A business man from Athy, who was in Tokyo last week with work, narrowly missed one of the biggest ever recorded earthquake by 48 hours. Frank O’Brien JR, orginally from O’Briens Grocery and Bar in Emily Square, Athy, and MD of former Naas enterprise Donnelly Mirrors, lived in Tokyo for five and half years but now lives in Detroit.

A business man from Athy, who was in Tokyo last week with work, narrowly missed one of the biggest ever recorded earthquake by 48 hours. Frank O’Brien JR, orginally from O’Briens Grocery and Bar in Emily Square, Athy, and MD of former Naas enterprise Donnelly Mirrors, lived in Tokyo for five and half years but now lives in Detroit.

He now works for Magna Mirrors and has spent the weekend trying to track down all 200 employees to ensure they survived the massive earthquake which hit Japan at around 2.46pm local time on March 11.

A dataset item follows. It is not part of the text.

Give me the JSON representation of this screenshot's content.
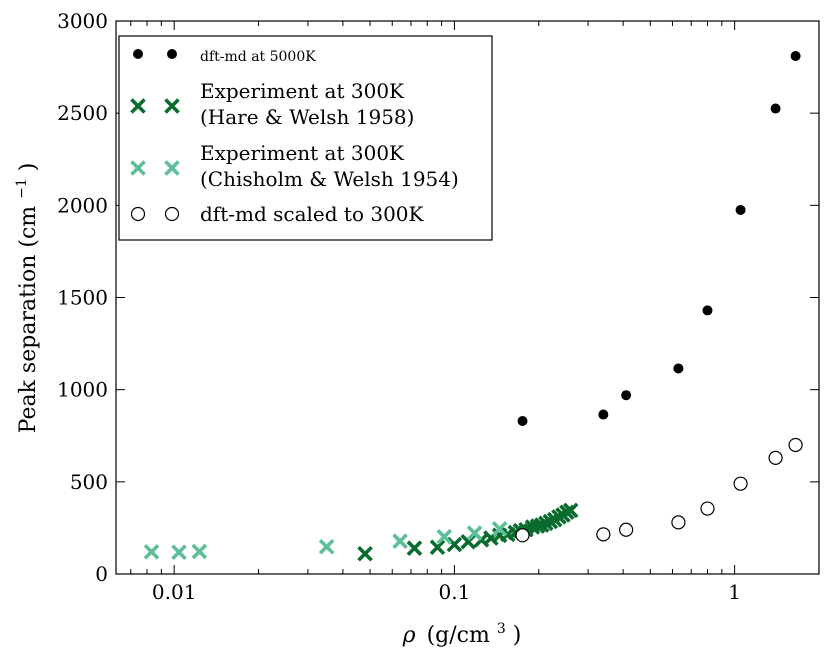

“We have four offices in Japan with one in Tokyo and I am there at least once a month,” said Mr O’Brien, speaking to the Leader from Detroit where he is now based. “I left on Wednesday. I haven’t looked at it like I’m lucky to be alive but I am glad I was not there for all that trauma. We did have one customer who was killed – they hold meetings in cafeterias over there because of the shortage of space. He was in the Honda cafeteria when the ceiling collapsed on Friday.”

The quake is the biggest to hit Japan since record-keeping began in the late 1800s. Thousands of people have been killed or are reported missing since the disaster which was followed by a tsunami in the North and a nuclear explosion at the 40 year old Fukushima Daiichi nuclear complex due to a flaw in the cooling system after the tsunami.

“We have now decided to close our offices for at least a week,” he said. “We have 200 people employed there – we had to track them all down – every single one of them - which was difficult as there were no cell phones or land lines. Luckily the internet was a great help. It took two days but we accounted for everybody. There was one Irish person while the rest are Japanese.

“We had 20 people sleeping in our office while others were on the train when it happened and had to get off and walk along the track to safety. One man said 50 percent of his delph broke while his TV fell off the wall.

“All of our customers have shut down to carry out an assessment of damage and figure out what happens next. A lot of people have also been evacuated because of the nuclear blast. The Japanese people are used to earthquakes – they take it in their stride normally. They are also very organised and will put in 100 percent, 24 hours a day to get the country back up and running. They are a very committed people but the area where the tsunami hit was badly effected and people are very worried about the nuclear explosion. Also when there is an earthquake that big there is very often another one that follows.”